Despite being half Italian and half Swedish, home for me is England. The minute I land here I feel at ease. I remember when I first came here as a seven year old telling my mother how friendly everyone was. Amazingly I don’t think that has changed, even if a few other things have. The food for example, has got so much better. And pubs! I just LOVE pubs now. When I was growing up they were dark, dingy places full of people drinking lager and eating salt & vinegar crisps. Now they’re like wine bars only with Sky Sports.
When we decamped to France in the year 2000 my aunt told me I should be wary about leaving my culture behind. At the time I was more focused on moving from a small house opposite a car park to a glorious villa in the middle of nowhere with a swimming pool. But her words stayed at the back of my mind and although I don’t regret moving for a moment, we gave the children the very best start in life there, I knew there would come a time when we had to get back to our “culture”. You see unlike a lot of British expats, I really didn’t want my children growing up to be French and thinking Napoleon was a good bloke. I love hearing them speak French, they sound gorgeous, but actually before we left for Abu Dhabi (which of course has more in common with England than France) they were turning into little French people I was worried I would not be able to relate to.

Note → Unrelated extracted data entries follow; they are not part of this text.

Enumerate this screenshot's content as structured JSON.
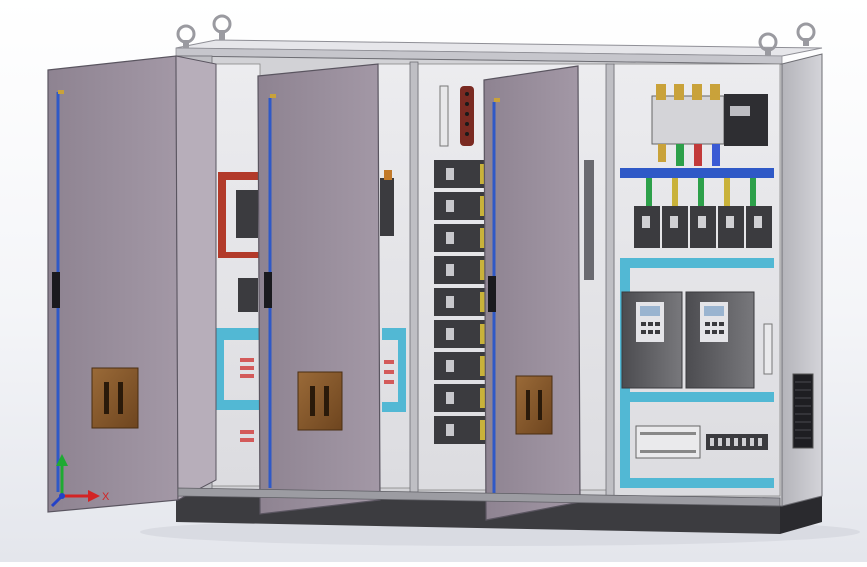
{
  "axis_triad": {
    "x_label": "X"
  },
  "colors": {
    "background": "#f4f5f8",
    "cabinet_body": "#cfcfd3",
    "door_panel": "#978c99",
    "plinth": "#3c3c40",
    "handle_bronze": "#8a5a2c",
    "busbar_blue": "#2f59c7",
    "duct_cyan": "#52b8d4",
    "breaker_dark": "#3b3b3f",
    "vfd_gray": "#5e5e62",
    "axis_x": "#d32424",
    "axis_y": "#1eaa32",
    "axis_z": "#2442c8"
  }
}
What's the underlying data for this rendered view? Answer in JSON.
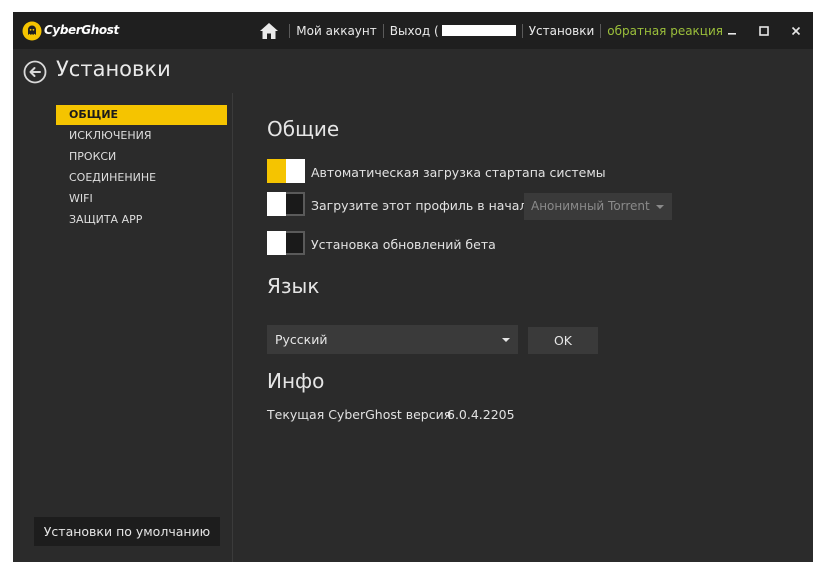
{
  "app": {
    "brand": "CyberGhost"
  },
  "topnav": {
    "account": "Мой аккаунт",
    "logout": "Выход (",
    "settings": "Установки",
    "feedback": "обратная реакция"
  },
  "page": {
    "title": "Установки"
  },
  "sidebar": {
    "items": [
      {
        "label": "ОБЩИЕ",
        "active": true
      },
      {
        "label": "ИСКЛЮЧЕНИЯ",
        "active": false
      },
      {
        "label": "ПРОКСИ",
        "active": false
      },
      {
        "label": "СОЕДИНЕНИНЕ",
        "active": false
      },
      {
        "label": "WIFI",
        "active": false
      },
      {
        "label": "ЗАЩИТА APP",
        "active": false
      }
    ],
    "defaults_button": "Установки по умолчанию"
  },
  "general": {
    "title": "Общие",
    "options": [
      {
        "label": "Автоматическая загрузка стартапа системы",
        "enabled": true
      },
      {
        "label": "Загрузите этот профиль в начале:",
        "enabled": false
      },
      {
        "label": "Установка обновлений бета",
        "enabled": false
      }
    ],
    "profile_select": "Анонимный Torrent"
  },
  "language": {
    "title": "Язык",
    "selected": "Русский",
    "ok_button": "OK"
  },
  "info": {
    "title": "Инфо",
    "version_label": "Текущая CyberGhost версия",
    "version": "6.0.4.2205"
  },
  "colors": {
    "accent": "#f5c400",
    "feedback": "#9bbf3b",
    "background": "#2b2b2b",
    "titlebar": "#1f1f1f"
  },
  "icons": [
    "cyberghost-logo-icon",
    "home-icon",
    "minimize-icon",
    "maximize-icon",
    "close-icon",
    "back-arrow-icon",
    "dropdown-caret-icon"
  ]
}
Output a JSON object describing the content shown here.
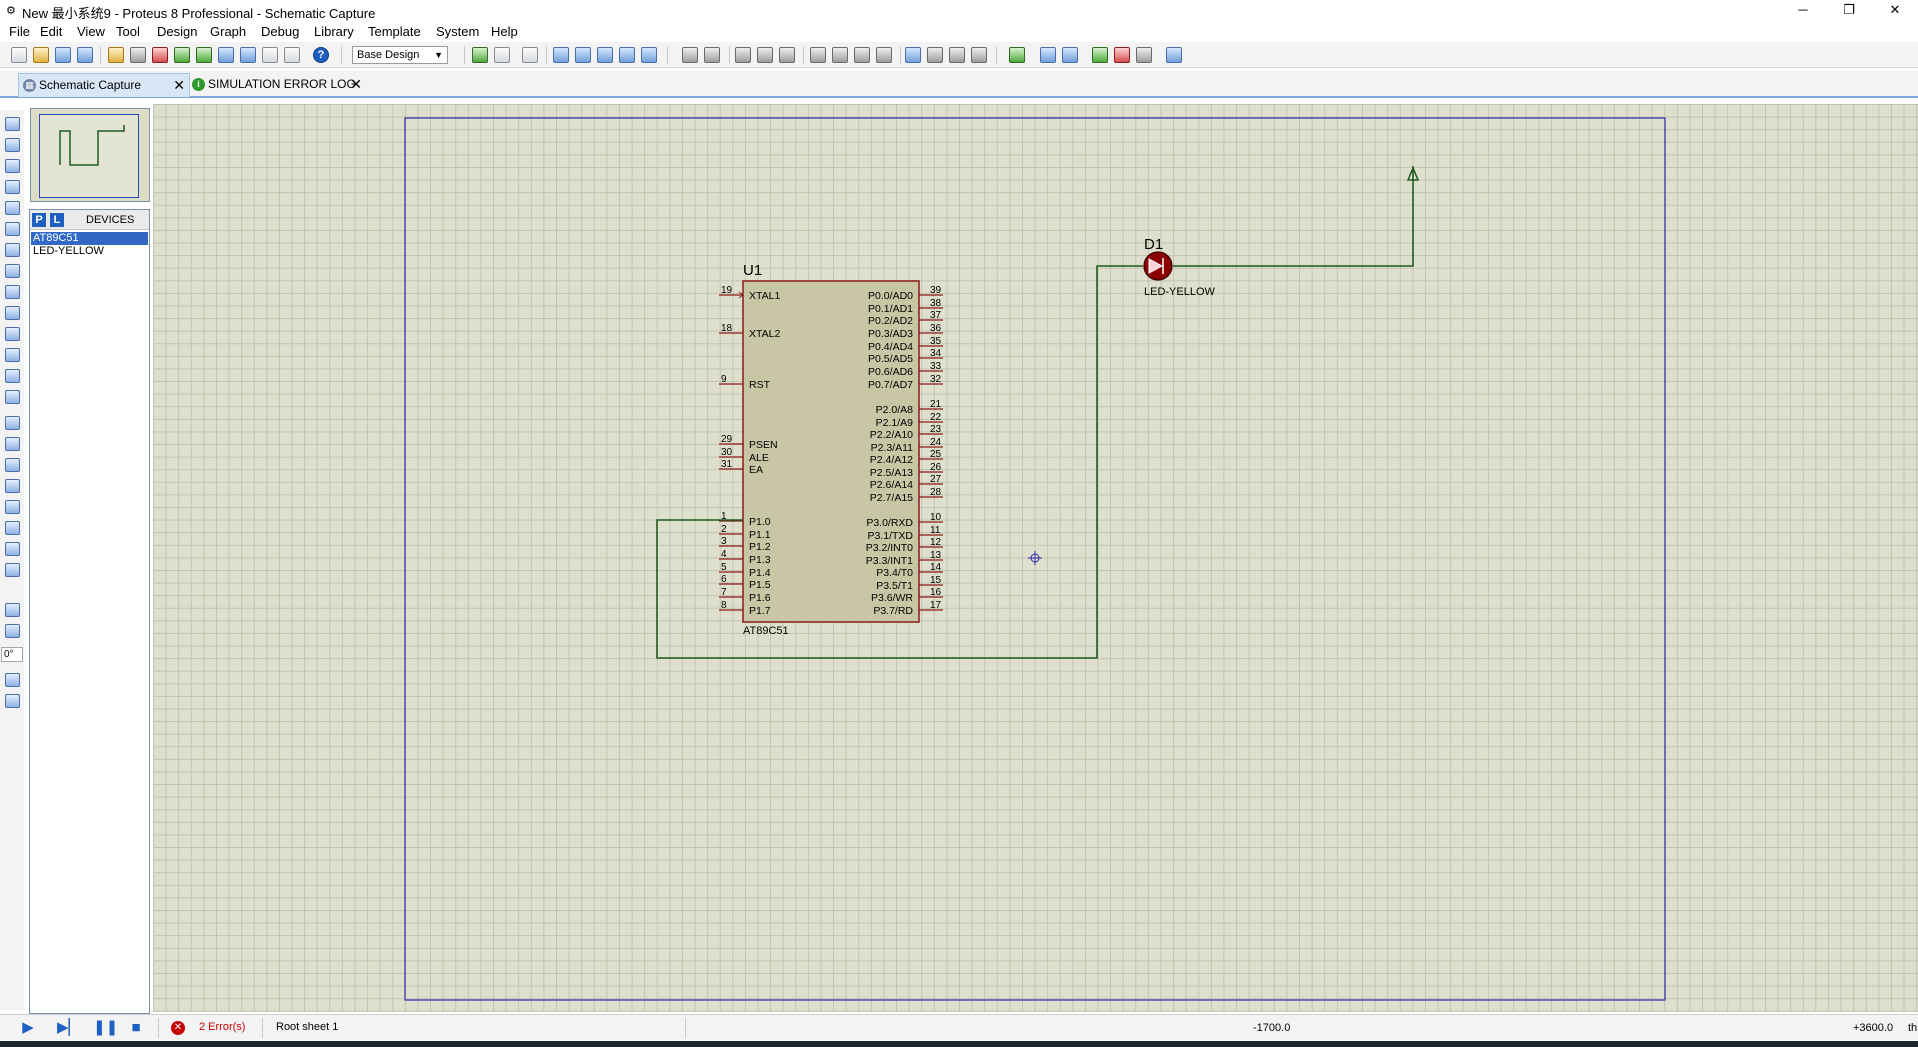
{
  "window": {
    "title": "New 最小系统9 - Proteus 8 Professional - Schematic Capture",
    "app_icon": "proteus-app-icon",
    "controls": {
      "minimize": "─",
      "maximize": "❐",
      "close": "✕"
    }
  },
  "menu": [
    "File",
    "Edit",
    "View",
    "Tool",
    "Design",
    "Graph",
    "Debug",
    "Library",
    "Template",
    "System",
    "Help"
  ],
  "toolbar": {
    "design_variant": "Base Design",
    "help_glyph": "?"
  },
  "tabs": [
    {
      "label": "Schematic Capture",
      "icon": "schematic-icon",
      "active": true,
      "close": "✕"
    },
    {
      "label": "SIMULATION ERROR LOG",
      "icon": "info-icon",
      "active": false,
      "close": "✕"
    }
  ],
  "left_tools": {
    "rotation_angle": "0°"
  },
  "devices_panel": {
    "pick_button": "P",
    "library_button": "L",
    "title": "DEVICES",
    "items": [
      "AT89C51",
      "LED-YELLOW"
    ],
    "selected_index": 0
  },
  "schematic": {
    "u1": {
      "ref": "U1",
      "part": "AT89C51",
      "left_pins": [
        {
          "num": "19",
          "name": "XTAL1"
        },
        {
          "num": "18",
          "name": "XTAL2"
        },
        {
          "num": "9",
          "name": "RST"
        },
        {
          "num": "29",
          "name": "PSEN"
        },
        {
          "num": "30",
          "name": "ALE"
        },
        {
          "num": "31",
          "name": "EA"
        },
        {
          "num": "1",
          "name": "P1.0"
        },
        {
          "num": "2",
          "name": "P1.1"
        },
        {
          "num": "3",
          "name": "P1.2"
        },
        {
          "num": "4",
          "name": "P1.3"
        },
        {
          "num": "5",
          "name": "P1.4"
        },
        {
          "num": "6",
          "name": "P1.5"
        },
        {
          "num": "7",
          "name": "P1.6"
        },
        {
          "num": "8",
          "name": "P1.7"
        }
      ],
      "right_pins": [
        {
          "num": "39",
          "name": "P0.0/AD0"
        },
        {
          "num": "38",
          "name": "P0.1/AD1"
        },
        {
          "num": "37",
          "name": "P0.2/AD2"
        },
        {
          "num": "36",
          "name": "P0.3/AD3"
        },
        {
          "num": "35",
          "name": "P0.4/AD4"
        },
        {
          "num": "34",
          "name": "P0.5/AD5"
        },
        {
          "num": "33",
          "name": "P0.6/AD6"
        },
        {
          "num": "32",
          "name": "P0.7/AD7"
        },
        {
          "num": "21",
          "name": "P2.0/A8"
        },
        {
          "num": "22",
          "name": "P2.1/A9"
        },
        {
          "num": "23",
          "name": "P2.2/A10"
        },
        {
          "num": "24",
          "name": "P2.3/A11"
        },
        {
          "num": "25",
          "name": "P2.4/A12"
        },
        {
          "num": "26",
          "name": "P2.5/A13"
        },
        {
          "num": "27",
          "name": "P2.6/A14"
        },
        {
          "num": "28",
          "name": "P2.7/A15"
        },
        {
          "num": "10",
          "name": "P3.0/RXD"
        },
        {
          "num": "11",
          "name": "P3.1/TXD"
        },
        {
          "num": "12",
          "name": "P3.2/INT0"
        },
        {
          "num": "13",
          "name": "P3.3/INT1"
        },
        {
          "num": "14",
          "name": "P3.4/T0"
        },
        {
          "num": "15",
          "name": "P3.5/T1"
        },
        {
          "num": "16",
          "name": "P3.6/WR"
        },
        {
          "num": "17",
          "name": "P3.7/RD"
        }
      ]
    },
    "d1": {
      "ref": "D1",
      "part": "LED-YELLOW"
    },
    "colors": {
      "component_outline": "#8b1a1a",
      "component_fill": "#c8c6a4",
      "wire": "#1e5a1e",
      "sheet_border": "#2c2ca8",
      "led_body": "#8b0000",
      "background": "#dedfcc"
    }
  },
  "status": {
    "errors": "2 Error(s)",
    "sheet": "Root sheet 1",
    "x_coord": "-1700.0",
    "y_coord": "+3600.0",
    "unit": "th"
  }
}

Living in Abu Dhabi where English is spoken everywhere and most of our friends are English meant they got back in touch with their roots a little more. And then we took the monumental decision to send them back to England to school. Looking back on it, it was possibly slightly nutty. What would we have done if they had loathed it, called us up crying every five minutes and refused to learn anything at all?
Happily it could not have gone better. They are blissfully happy. Of course in my view they jolly well should be. I want to be at an English boarding school with its beautiful green acres, tennis courts and surrounding woods. They have already made really good friends, their reports vary from truly excellent to rather middling, but nothing disastrous.
The other day Rupert said jokingly to Leo; “Well, we may be able to afford the school fees next term, looks like your mother is going to do some work for once.” Leo did not find this amusing. His eyes filled with tears. “Can’t you pay the fees next term?”
They seem to have embraced the English way of life as only a foreigner can.